TypingDNA to demo typing biometrics to growing market at RSA
Fresh off a $7 million Series A funding round led by Gradient VC, Google’s AI venture arm, TypingDNA is bringing its keystroke dynamics-based behavioral biometrics to RSA to boost awareness of “typing biometrics” among security professionals with live demonstrations.
TypingDNA CEO Raul Popa and CMO Cristian Tamas, two of the company’s three co-founders, guided Biometric Update through recent company developments, the state of the behavioral biometrics market, and what it hopes to accomplish by its participation in the upcoming RSA 2020 conference in a telephone interview.
Behavioral biometrics have been growing rapidly, with Allied Market Research forecasting a compound annual growth rate above 23 percent for the market to reach $4 billion by 2025. That growth could be compounded by a wave of new regulations around the authentication of payments and financial transactions, as well as data privacy. The European Banking Authority approved keystroke dynamics and other behavioral biometrics as a factor for Strong Customer Authentication under PSD2 in 2018.
Keystroke dynamics make up the basis of what Popa and Tamas sometimes refer to as “typing biometrics,” and in TypingDNA’s mobile technology are combined with other behavioral factors, such as how the user holds the device. Keystroke dynamics are forecast by Allied Market Research to make up a $750 million market by 2025, and TypingDNA is positioning itself to provide leading technology through an API which is intended to make it easy for developers to fit its passive, continuous, and adaptive authentication into as wide a range of applications as possible.
“We’re building the value proposition based on the fact that we have a cloud typing biometrics authentication solution that you can put together with other things that you have, a risk engine or a data system,” Popa explains. “Not everybody is going to want a third-party service but I think a big piece of the pie is going to be companies that do.”
The technology’s early adopters tended to be financial services companies, some of whom have even tried to build behavioral biometric algorithms in-house. Popa compares this to the many proprietary blogging platforms rolled out by tech and online companies about ten years ago.
As early adopters, they have almost by definition done more research or internal experimentation, Tamas explains, having identified the problem and put resources into fixing it. But the problem is becoming less about fraud, and more about other factors.
“They don’t really care about fraud that much because it’s more about how to be compliant with this new regulation that requires two-factor; it’s mandatory,” Tamas points out. “That will usually add some friction. So, it’s starting to move from early adopter companies to, say, the early majority.”
Typing analysis and behavioral biometrics help solve the friction problem as well.
Behavioral biometrics, and keystroke dynamics in particular, are still new enough that many organizations are not even aware of the technology or its potential benefits, so the market is very mixed, according to Popa.

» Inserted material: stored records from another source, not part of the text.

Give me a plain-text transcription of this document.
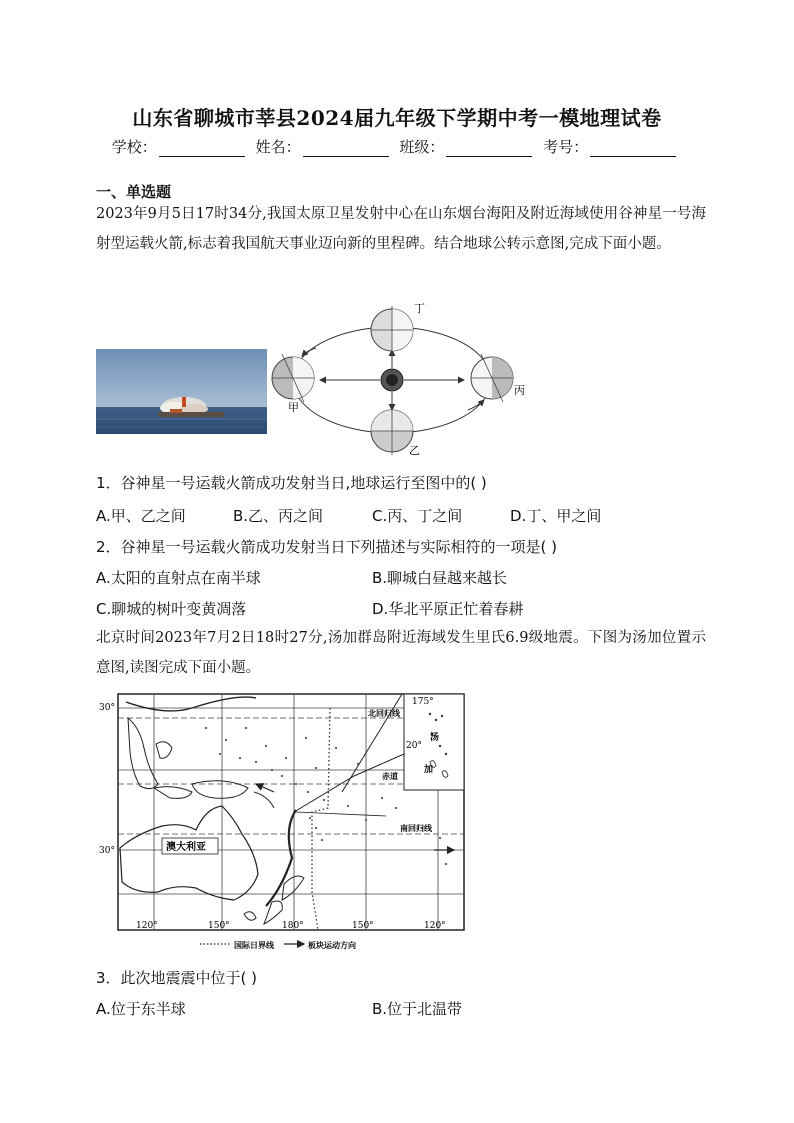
山东省聊城市莘县2024届九年级下学期中考一模地理试卷
学校：	姓名：	班级：	考号：
一、单选题
2023年9月5日17时34分,我国太原卫星发射中心在山东烟台海阳及附近海域使用谷神星一号海射型运载火箭,标志着我国航天事业迈向新的里程碑。结合地球公转示意图,完成下面小题。
丁
甲
丙
乙
1．谷神星一号运载火箭成功发射当日,地球运行至图中的( )
A.甲、乙之间	B.乙、丙之间	C.丙、丁之间	D.丁、甲之间
2．谷神星一号运载火箭成功发射当日下列描述与实际相符的一项是( )
A.太阳的直射点在南半球	B.聊城白昼越来越长
C.聊城的树叶变黄凋落	D.华北平原正忙着春耕
北京时间2023年7月2日18时27分,汤加群岛附近海域发生里氏6.9级地震。下图为汤加位置示意图,读图完成下面小题。
30°
30°
175°
20°
北回归线
赤道
南回归线
汤
加
澳大利亚
120°	150°	180°	150°	120°
国际日界线	板块运动方向
3．此次地震震中位于( )
A.位于东半球	B.位于北温带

“I think the majority is adding traditional factors, which are adding a lot of friction, and now they’re scratching their heads thinking of figure out how to minimize churn and users who are looking to switch to other services and platforms, reducing their profits,” he asserts. “All the sudden a security problem became a product problem or a business problem, so everybody up to the C-level are now concerned about this.”
In addition to interest it has received from the educational and enterprise sectors, TypingDNA expects its developer-focussed strategy to result in applications in areas where tech use is prominent or expanding, like healthcare, and even areas the company itself cannot now imagine.
“We want to have an approach that’s more bottom-up,” Tamas says. “Our API’s really accessible, the documentation is publicly available, and we offer free accounts, so we see a lot of interest from developers with enterprises – and not just with enterprises – who have different use cases in mind and come from different verticals.” He thinks a whole new range of applications will integrate behavioral biometrics over the next five to ten years.
The APIs give developers flexibility, and allow the technology to be layered into practically any application that requires user recognition and could benefit from passive, continuous, and adaptive authentication.
Since the company launched its first algorithm in 2016, which provided text-independent typing dynamics recognition based on 140 characters typed on a physical keyboard, the technology has been significantly expanded. The next algorithm analyzed the typing of a certain set of characters to allow an accurate match with a much smaller sample size. Mobile capabilities and support for native applications were added, along with algorithms to take advantage of the other sensors built into smartphones for other behavioral biometric data, such as how the device is held.
The company has consulted with partners to improve the integration experience, and launched a multi-factor authentication tool to combine typing biometrics with factors such as SMS or email OTP.
Tamas and Popa are both excited for live demonstration opportunities coming up, as a chance to let people experience a technology which is interesting when described in abstract, but much more impressive live.
“We had this insight that whenever we show the demo in person to somebody, they become really excited about what we’re doing,” Popa says.
TypingDNA will demonstrate its behavioral biometric technologies on a range of desktop, laptop, and mobile devices at RSA from February 24 to 28, so check out booth 4409 to see for yourself how fast and effective typing biometrics are, and how they can work for you.